This is a false demostrably illogical statement. Land that has mismanaged grazing neither proves nor disproves properly managed grazing. It's ridiculous to claim there is no doubt that even using Holistic management would result in the same outcome as mismanaged grazing. It's so ridiculous a statement I shouldn't even need to refute it. But I can easily.
Effect of grazing on soil-water content in semiarid rangelands of southeast Idaho
As can be seen clearly, Holistic planned grazing significantly increases water content of soils over mismanaged grazing and critically even shows improvement over the control with no grazing at all!
Most of the rest of that section has nothing to do with Holistic planned grazing and only describes yet again demostrably mismanaged grazing. We can agree that overgrazing and undergrazing both result in desertification and the release of carbon rather than the sequestration of carbon. Ironically the main reason for the term "holistic" comes from a series of management techniques designed to prevent these sorts of mistakes from happening by closely monitoring and proactive adaptation. Holistic management provides a management framework that dramatically helps prevent these negative results from happening. Simply proving that the land can easily be mismanaged really is not a rebutal of Savory at all. It's more a critique of the status quo Savory is trying to change.
Methane is my pet peeve here. I have already discussed this in some detail here. Most of the issue is Natural gas leaks and clathrates, not cows at all. But I would agree that removing the livestock from grazing and instead using feedlots to fatten them also has cause some of the problem.

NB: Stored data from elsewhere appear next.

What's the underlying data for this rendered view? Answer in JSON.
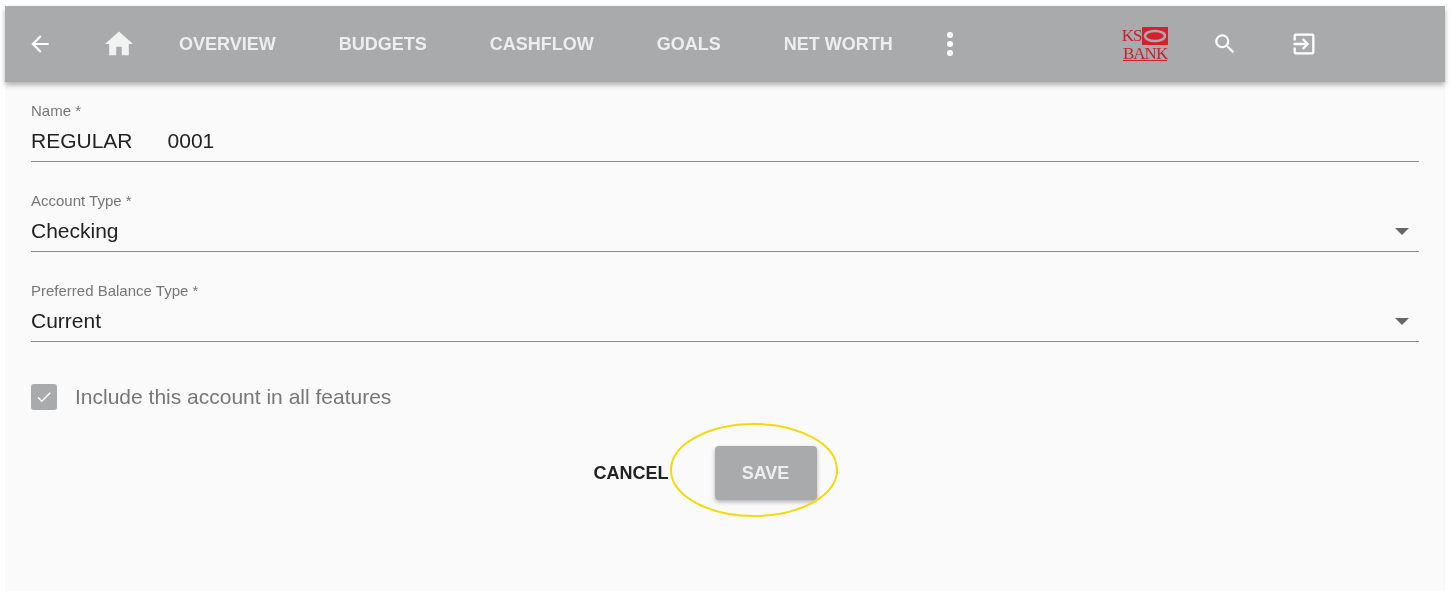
{
  "toolbar": {
    "nav": [
      {
        "label": "OVERVIEW",
        "selected": false
      },
      {
        "label": "BUDGETS",
        "selected": false
      },
      {
        "label": "CASHFLOW",
        "selected": false
      },
      {
        "label": "GOALS",
        "selected": false
      },
      {
        "label": "NET WORTH",
        "selected": false
      }
    ],
    "logo": {
      "line_1": "KS",
      "line_2": "BANK"
    }
  },
  "form": {
    "fields": [
      {
        "kind": "text",
        "label": "Name *",
        "value": "REGULAR      0001"
      },
      {
        "kind": "select",
        "label": "Account Type *",
        "value": "Checking"
      },
      {
        "kind": "select",
        "label": "Preferred Balance Type *",
        "value": "Current"
      }
    ],
    "checkbox": {
      "label": "Include this account in all features",
      "checked": true
    },
    "buttons": [
      {
        "kind": "flat",
        "label": "CANCEL",
        "disabled": false
      },
      {
        "kind": "raised",
        "label": "SAVE",
        "disabled": true,
        "highlighted": true
      }
    ]
  }
}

See upland oxic soils is the only biome on the planet that is a net sink for methane primarily due to the action of methanotrophes. Part of maintaining a healthy population of methanotrophes is indeed proper animal impact. Rather than repeat this yet again, I wrote a quora answer off thread you can use as a reference as to why.
What reaction can you do to remove methane?
So once again it is mismanagement of the land that does have some negative impact, and once again Savory's methods are designed to reduce and/or eliminate these sorts of management mistakes. This is once again not a criticism of Holistic planned grazing, but rather a critique of mismanaged livestock. I would agree that this is part of the problem, but the conclusion of this article is one huge logic fallacy. Just because mismanaged land and livestock is indeed a problem, does not say anything at all about what Savory proposes, nor does it refute the 10's of millions of acres already showing quantifiable improvement due to following his work. That does indeed include published results too by the way.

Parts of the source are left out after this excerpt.